5. **Right-sized GPUs** — an A100 only for the 8B witness brain; the 2B voice and
   the ASR ride cheaper A10Gs.

**Measured (warm, this deploy).** A live dynamic turn is `MiniCPM4.1-8B` **→ 5.3s**
for the witness's reply, then `VoxCPM2` **→ 8.6s** for ~4.5s of 48 kHz speech
(RTF ≈ 1.9) — the line lands as **text first**, the voice follows. The five
**scripted beats** (intro · opening · the voice-crack · win · lose) are pre-rendered
by the parallel `.map()` pass and served straight from the Volume, so every
*dramatic* moment plays **instantly** off the per-turn path.

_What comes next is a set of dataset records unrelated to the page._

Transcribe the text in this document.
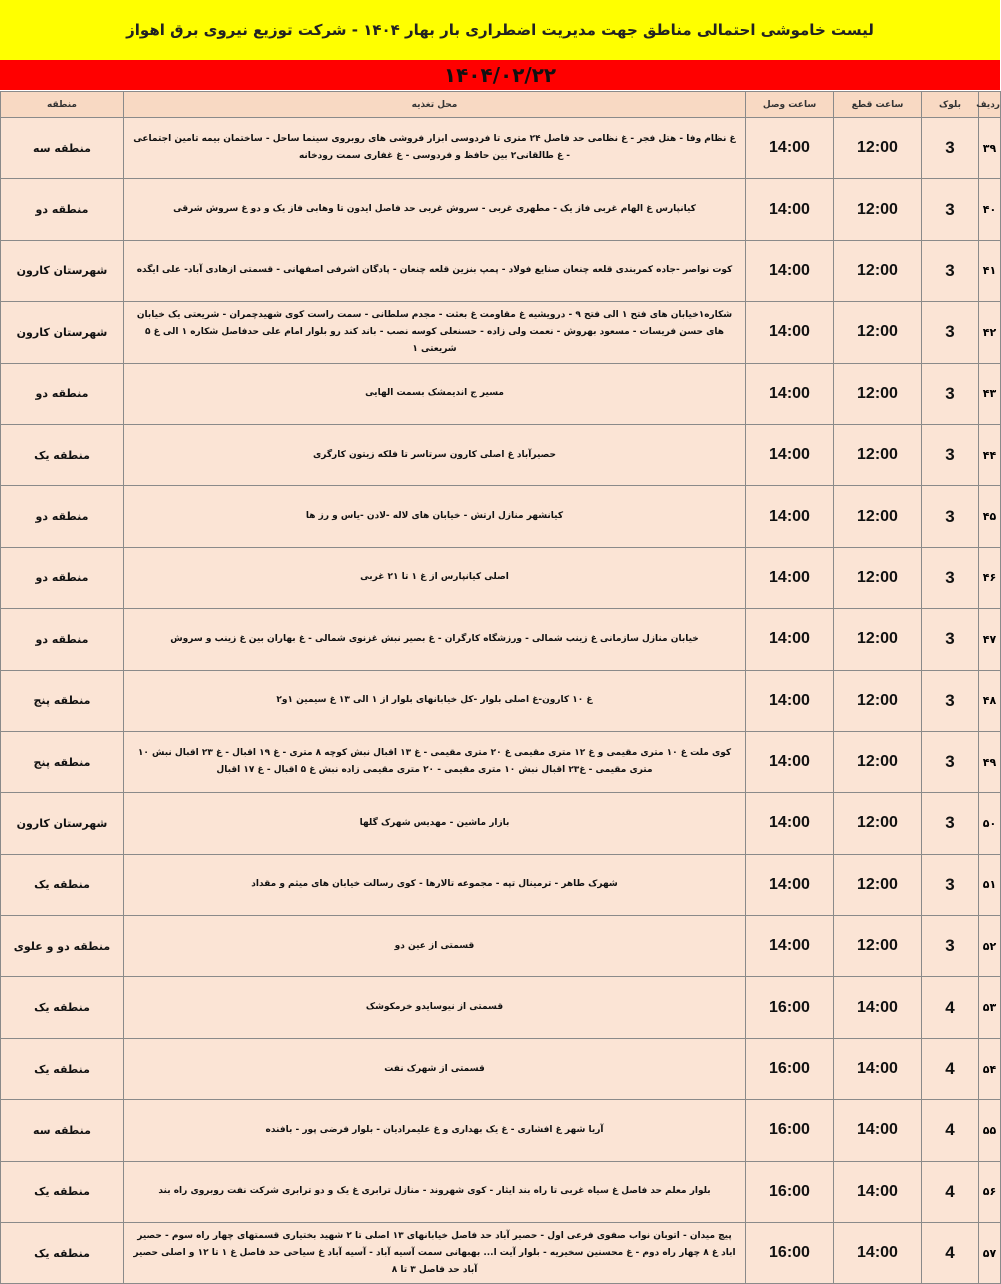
لیست خاموشی احتمالی مناطق جهت مدیریت اضطراری بار بهار ۱۴۰۴ - شرکت توزیع نیروی برق اهواز
۱۴۰۴/۰۲/۲۲
ردیف	بلوک	ساعت قطع	ساعت وصل	محل تغذیه	منطقه
۳۹	3	12:00	14:00	غ نظام وفا - هتل فجر - غ نظامی حد فاصل ۲۴ متری تا فردوسی ابزار فروشی های روبروی سینما ساحل - ساختمان بیمه تامین اجتماعی - غ طالقانی۲ بین حافظ و فردوسی - غ غفاری سمت رودخانه	منطقه سه
۴۰	3	12:00	14:00	کیانپارس غ الهام غربی فاز یک - مطهری غربی - سروش غربی حد فاصل ایدون تا وهابی فاز یک و دو غ سروش شرقی	منطقه دو
۴۱	3	12:00	14:00	کوت نواصر -جاده کمربندی قلعه چنعان صنایع فولاد - پمپ بنزین قلعه چنعان - پادگان اشرفی اصفهانی - قسمتی ازهادی آباد- علی ایگده	شهرستان کارون
۴۲	3	12:00	14:00	شکاره۱خیابان های فتح ۱ الی فتح ۹ - درویشیه غ مقاومت غ بعثت - مجدم سلطانی - سمت راست کوی شهیدچمران - شریعتی یک خیابان های حسن فریسات - مسعود بهروش - نعمت ولی زاده - حسنعلی کوسه نصب - باند کند رو بلوار امام علی حدفاصل شکاره ۱ الی غ ۵ شریعتی ۱	شهرستان کارون
۴۳	3	12:00	14:00	مسیر ج اندیمشک بسمت الهایی	منطقه دو
۴۴	3	12:00	14:00	حصیرآباد غ اصلی کارون سرتاسر تا فلکه زیتون کارگری	منطقه یک
۴۵	3	12:00	14:00	کیانشهر منازل ارتش - خیابان های لاله -لادن -یاس و رز ها	منطقه دو
۴۶	3	12:00	14:00	اصلی کیانپارس از غ ۱ تا ۲۱ غربی	منطقه دو
۴۷	3	12:00	14:00	خیابان منازل سازمانی غ زینب شمالی - ورزشگاه کارگران - غ بصیر نبش غزنوی شمالی - غ بهاران بین غ زینب و سروش	منطقه دو
۴۸	3	12:00	14:00	غ ۱۰ کارون-غ اصلی بلوار -کل خیابانهای بلوار از ۱ الی ۱۳ غ سیمین ۱و۲	منطقه پنج
۴۹	3	12:00	14:00	کوی ملت غ ۱۰ متری مقیمی و غ ۱۲ متری مقیمی غ ۲۰ متری مقیمی - غ ۱۳ اقبال نبش کوچه ۸ متری - غ ۱۹ اقبال - غ ۲۳ اقبال نبش ۱۰ متری مقیمی - غ۲۳ اقبال نبش ۱۰ متری مقیمی - ۲۰ متری مقیمی زاده نبش غ ۵ اقبال - غ ۱۷ اقبال	منطقه پنج
۵۰	3	12:00	14:00	بازار ماشین - مهدیس شهرک گلها	شهرستان کارون
۵۱	3	12:00	14:00	شهرک طاهر - ترمینال تپه - مجموعه تالارها - کوی رسالت خیابان های میثم و مقداد	منطقه یک
۵۲	3	12:00	14:00	قسمتی از عین دو	منطقه دو و علوی
۵۳	4	14:00	16:00	قسمتی از نیوسایدو خرمکوشک	منطقه یک
۵۴	4	14:00	16:00	قسمتی از شهرک نفت	منطقه یک
۵۵	4	14:00	16:00	آریا شهر غ افشاری - غ یک بهداری و غ علیمرادیان - بلوار فرضی پور - بافنده	منطقه سه
۵۶	4	14:00	16:00	بلوار معلم حد فاصل غ سیاه غربی تا راه بند ایثار - کوی شهروند - منازل ترابری غ یک و دو ترابری شرکت نفت روبروی راه بند	منطقه یک
۵۷	4	14:00	16:00	پیچ میدان - اتوبان نواب صفوی فرعی اول - حصیر آباد حد فاصل خیابانهای ۱۳ اصلی تا ۲ شهید بختیاری قسمتهای چهار راه سوم - حصیر اباد غ ۸ چهار راه دوم - غ محسنین سخیریه - بلوار آیت ا... بهبهانی سمت آسیه آباد - آسیه آباد غ سیاحی حد فاصل غ ۱ تا ۱۲ و اصلی حصیر آباد حد فاصل ۳ تا ۸	منطقه یک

Idle containers →
`$0` via `scaledown_window`. (Container-seconds / $-per-match read live from the
Modal dashboard, not fabricated.)

## 🧠 Best MiniCPM Build
The witness *is* a MiniCPM model. `openbmb/MiniCPM4.1-8B` runs the entire persona —
it reads the delivery stance, decides what Reid admits or hides, and leaks a thread
toward an uncaught lie when you sound unsure — and `openbmb/VoxCPM2` gives him the
voice that cracks on the break. The 8B brain is the **core of the experience, not a
bolt-on**: every line Reid speaks is MiniCPM under a stance- and tier-conditioned
system prompt, so the drama lives or dies on how well a small model holds a character
under pressure.

## Run it
**Offline (no GPU, no Modal — boots anywhere):**
```bash
pip install -r requirements.txt
python app.py            # WITNESSBOX_BACKEND defaults to "mock"; type your questions
```
The full game loop — stance, the catch engine, state, win/lose, audio autoplay —
runs locally against a rule-based mock witness, so the end-to-end flow is provable
without a single GPU.

**Live (real models):**
```bash
modal deploy modal_app.py            # serves MiniCPM4.1-8B, VoxCPM2, Whisper ASR
modal run modal_app.py               # pre-generate the scripted beats (.map)
WITNESSBOX_BACKEND=modal python app.py
```
On a Space, set `MODAL_TOKEN_ID` / `MODAL_TOKEN_SECRET` as secrets. Lookups are
lazy and fall back to mock if Modal is unreachable, so the Space always boots.

## Integrity
Detection fires against three **planted** lies with concrete cues — reliable, not
"magical." The model never grades itself. Cost/latency numbers are measured. No
"only entry that…" claims about a moving field.